架構ユニット10の壁区画に割り当てる耐震壁21の数は、特に限定されず、任意に設定することができる。割り当てる耐震壁21の数を変えることで、建築物100の見た目をあまり変えずに、建築物100における平面上の剛性の偏りを容易に解消することができる。
耐震壁21は、建築物100の基礎40に固定されてもよいし、スラブ30に固定されてもよい。
耐震壁21は、建築物100の1階から最上階に上下に連続していなくてもよく、この場合、1階と2階とで耐震壁21の配置が異なっていてもよいし、1階の耐震壁21の上端部が1階の屋根スラブ30A(2階の床スラブ30B)に埋め込まれてもよいし、2階の耐震壁21の上端部が2階の屋根スラブ30Aに、下端部が2階の床スラブ30B(1階の屋根スラブ30A)にそれぞれ埋め込まれてもよい。

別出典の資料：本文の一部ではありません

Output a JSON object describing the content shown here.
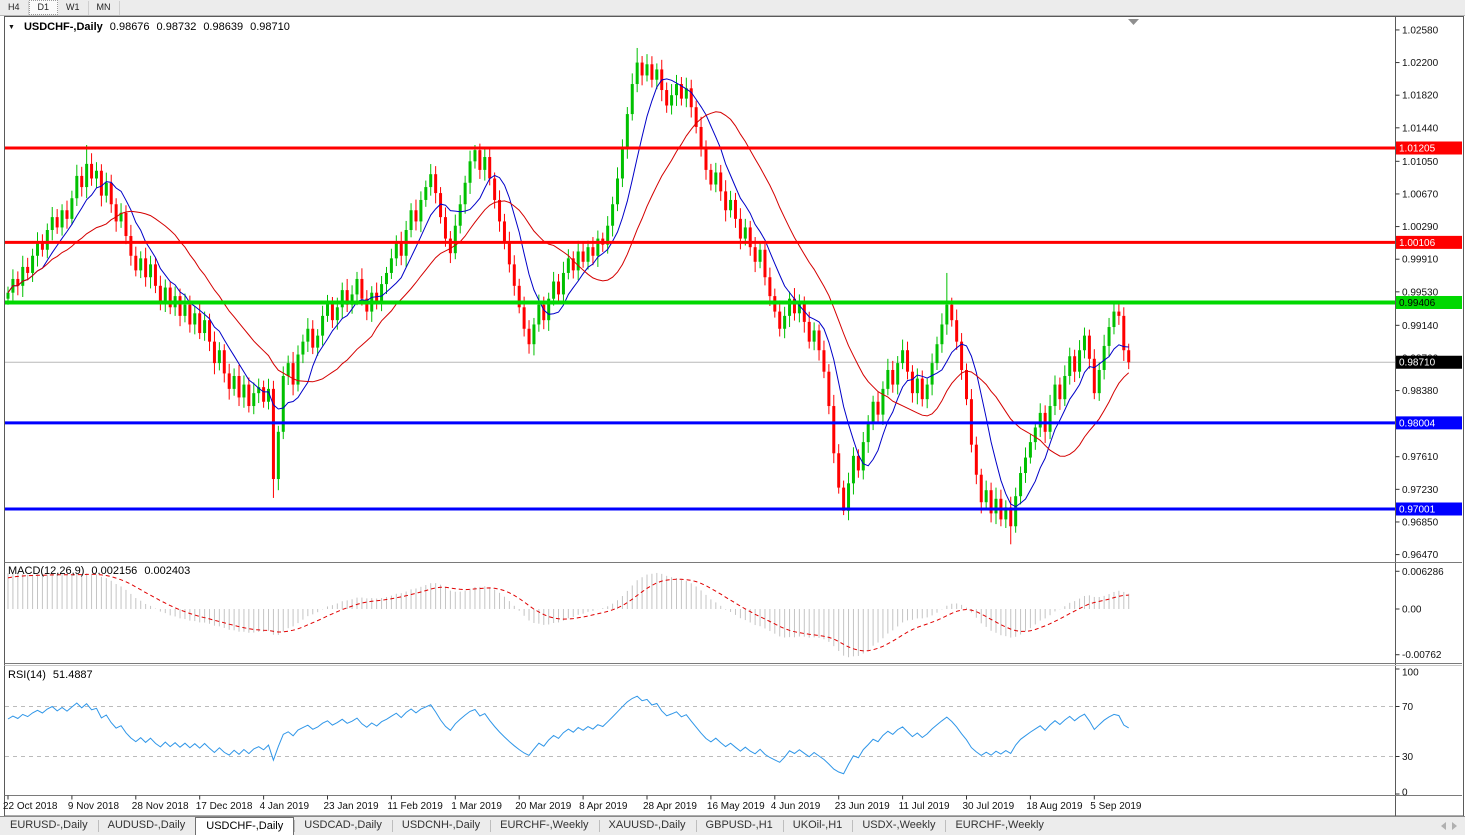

耐震壁の材質、形状、設置数は、特に限定されず、例えば、耐震壁を鉄筋コンクリート造や木造としてもよいし、鉄筋コンクリート造の耐震壁を工場で製作(プレキャスト)したり、鉄筋コンクリート造の耐震壁に現場でプレストレスを導入したりしてもよいし、鉄筋コンクリート造または木造の耐震壁を耐震壁21と同じ形状にしてもよいし、耐震壁21とは異なる形状にしてもよい。
【0048】
ALCパネル22、サッシ窓23、扉24、および梁通し用パネル25の何れか1つの壁体または何れか複数の壁体は、基礎40に固定されてもよい。
梁通し用パネル25は、耐震壁21、ALCパネル22、またはサッシ窓23や、これら以外の壁体に梁12を通すための切欠部を設けたものであってもよい。
【0049】
スラブ30は、平面視で架構ユニット10A、10Bの各辺から外側に異なる寸法だけ張り出した形状とされてもよいし、架構ユニット10A、10Bの各辺から外側に張り出さない形状とされてもよい。
【0050】
バルコニー50は、あってもよいし、なくてもよいし、柵状でなく壁状に構成されてもよい。
【0051】
建築物100は、1階建てでもよいし、3階以上の建物でもよい。
【符号の説明】
【0052】
10、10A、10B、10C…架構ユニット、11…柱、12、12A…梁、20…壁部、21…耐震壁(壁体)、22…ALCパネル(壁体)、23…サッシ窓(壁体)、24…扉(壁体)、25…梁通し用パネル(壁体)、30…スラブ、40…基礎、CS…閉区画、SD…基準寸法。